Arbanian Dance was perfectly self-aware, playing on tropes of exoticism and integrating eccentric props (Karen Lambert) and lighting design (Michael Schell). This provided a considered contrast with Morning Music, in which Wiradjuri Woman Rayma Johnson encapsulated the Spirit of the Morning, preparing “a ritual she has done each new morning since time began”. This was an especially moving performance, considering the historical venue (Australia Hall) is owned by the Metropolitan Local Aboriginal Land Council. Peer Gynt’s Serenade provided another shade, with the darks and lights of the six pieces propelling the first act and keeping the audience engaged. Solveig’s Song featured the effortless vocals of Lesley Braithwaite, performing the iconic octave jump with ease. Peer Gynt and the Herd Girls highlighted Karen Lambert’s playful design, with extravagant puppets and costumes on show (I loved the beautiful undercoat of flowers hoisted up by Natalie Rose Cassaniti in the number). Under seasoned music direction (Peter Alexander), the string quartet were skillful and stylistic - my only critique is that the pit singing (“hear him”) could have been more forceful to match the dialogue. Ultimately, the first act of Nordic Noir put an absurdist-edge on a delightful rendition of Ibsen and Greig’s enduring work, which provided a great introduction to the second act; Brattberg’s Virus - A Fugue.
Virus - A Fugue opened with a performance of Johann Sebastian Bach’s ‘Little’ Fugue in G Minor, accompanied by a sonic visualisation of the piece. The video clarified the concept of fugue, making the structure of the subsequent play accessible to less-musical audiences. I want to acknowledge the work of the string quartet in keeping Bach’s fugue time with the video, which would have been no easy task.
Brattberg’s Virus - A Fugue plays on the classic ‘play within a play’ trope, popular in Elizabethan times and seen extensively in Shakespeare. Instead, ‘He’ (Andrew Lindqvist) and ‘She’ (Lesley Braithwaite) construct a “model village inside a model village”, with each layer depicted by a different form of puppetry. As ‘She’ begins to feel ill, the couple lament over which model village (or ‘layer’) contains the virus, using chlorine spray and isolating walls to try and prevent cross-contamination between realities.
Overall, the dynamic between ‘He’ and ‘She’ was the focal point of the piece, and could have been developed to reflect the play’s absurdist and comedic predecessors (think Estragon and Vladimir from Waiting for Godot, or Moon and Birdfoot from The Real Inspector Hound).

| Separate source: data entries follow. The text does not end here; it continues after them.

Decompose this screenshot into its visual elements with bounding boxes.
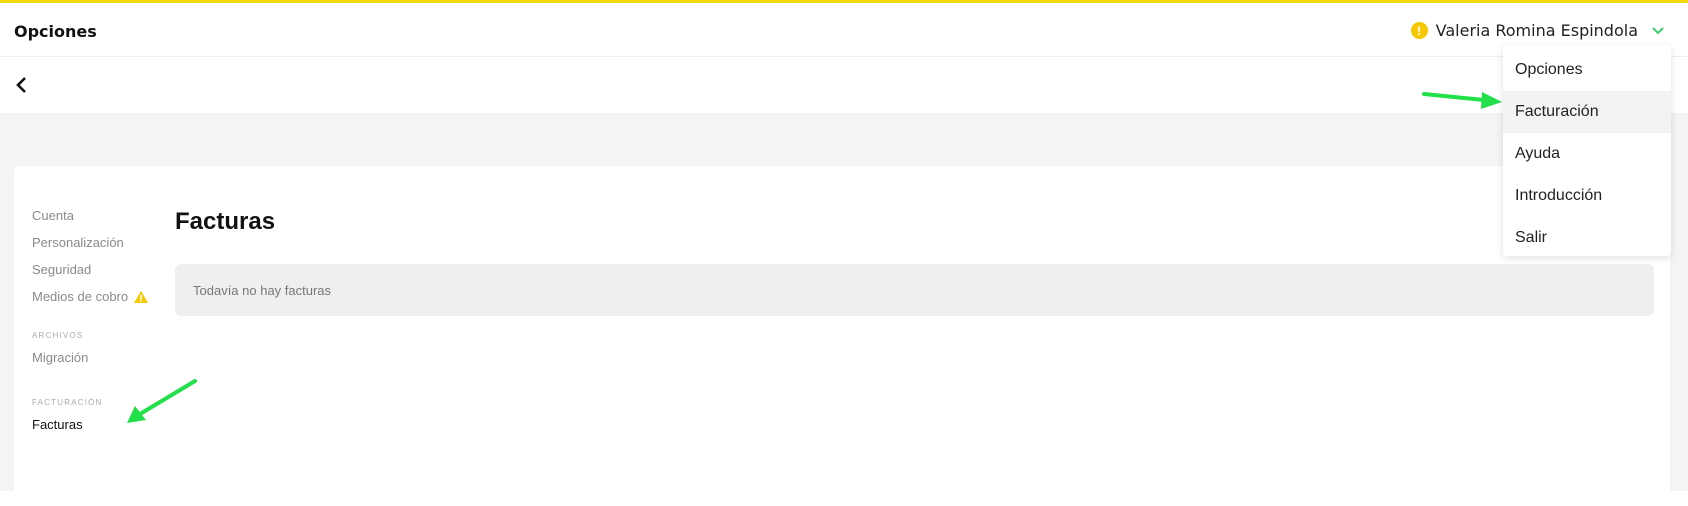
user-name: Valeria Romina Espindola [1435,21,1638,40]
sidebar-item-label: Facturas [32,417,83,432]
sidebar-item-label: Medios de cobro [32,289,129,304]
menu-item-salir[interactable]: Salir [1503,217,1671,259]
sidebar-item-cuenta[interactable]: Cuenta [32,202,149,229]
section-heading-archivos: ARCHIVOS [32,331,84,340]
sidebar-item-label: Cuenta [32,208,74,223]
sidebar-item-migracion[interactable]: Migración [32,344,149,371]
menu-item-ayuda[interactable]: Ayuda [1503,133,1671,175]
menu-item-introduccion[interactable]: Introducción [1503,175,1671,217]
top-bar: Opciones ! Valeria Romina Espindola [0,0,1688,57]
warning-icon [134,290,149,303]
menu-item-facturacion[interactable]: Facturación [1503,91,1671,133]
menu-item-label: Salir [1515,229,1548,246]
sub-header [0,57,1688,113]
settings-card: Cuenta Personalización Seguridad Medios … [14,166,1670,506]
section-title: Facturas [175,208,276,235]
sidebar-item-label: Personalización [32,235,124,250]
menu-item-label: Introducción [1515,187,1603,204]
main-content: Facturas Todavía no hay facturas [175,208,1655,316]
chevron-down-icon [1652,26,1664,34]
sidebar-item-label: Seguridad [32,262,92,277]
menu-item-opciones[interactable]: Opciones [1503,49,1671,91]
back-arrow-icon[interactable] [12,75,32,95]
sidebar-item-facturas[interactable]: Facturas [32,411,149,438]
settings-sidebar: Cuenta Personalización Seguridad Medios … [32,202,149,438]
empty-state: Todavía no hay facturas [175,264,1654,316]
menu-item-label: Facturación [1515,103,1599,120]
empty-state-text: Todavía no hay facturas [193,282,332,298]
sidebar-item-label: Migración [32,350,89,365]
menu-item-label: Opciones [1515,61,1583,78]
menu-item-label: Ayuda [1515,145,1561,162]
alert-icon: ! [1410,22,1428,39]
section-heading-facturacion: FACTURACIÓN [32,398,103,407]
sidebar-item-seguridad[interactable]: Seguridad [32,256,149,283]
sidebar-item-medios-de-cobro[interactable]: Medios de cobro [32,283,149,310]
user-dropdown-menu: Opciones Facturación Ayuda Introducción … [1503,45,1671,256]
sidebar-item-personalizacion[interactable]: Personalización [32,229,149,256]
page-title: Opciones [14,22,97,41]
user-menu-button[interactable]: ! Valeria Romina Espindola [1410,21,1664,40]
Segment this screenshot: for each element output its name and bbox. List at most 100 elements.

The dialogue at times was slow and lacked ‘imagination’, so stronger direction and a few speed runs could have helped encourage more engaging delivery. The use of space was fantastic, and the puppetry was thrilling - shout out to the puppeteers, puppet makers and puppet videographer (Wayne Richmond) for making it all come together. Brattberg’s “fugue for theatre” was thought provoking, and integrated perfectly with Peer Gynt (as Brattberg details, “in music, it’s impossible to separate form and content”). Overall, Virus - A Fugue somehow made fugue as relevant to 2021 audiences as it would have been to Ibsen and Greig.
I could only describe Nordic Noir as a fever dream of puppetry, music, song and dance. I truly felt like I’d been sent through the looking-glass, only to be confronted by the absurdity of the COVID-19 pandemic. However, if Endangered Production’s Nordic Noir aimed to create an “inclusive, creative world of theatre” (words of director Christine Logan), I think it succeeded by making Peer Gynt and fugue accessible and enjoyable.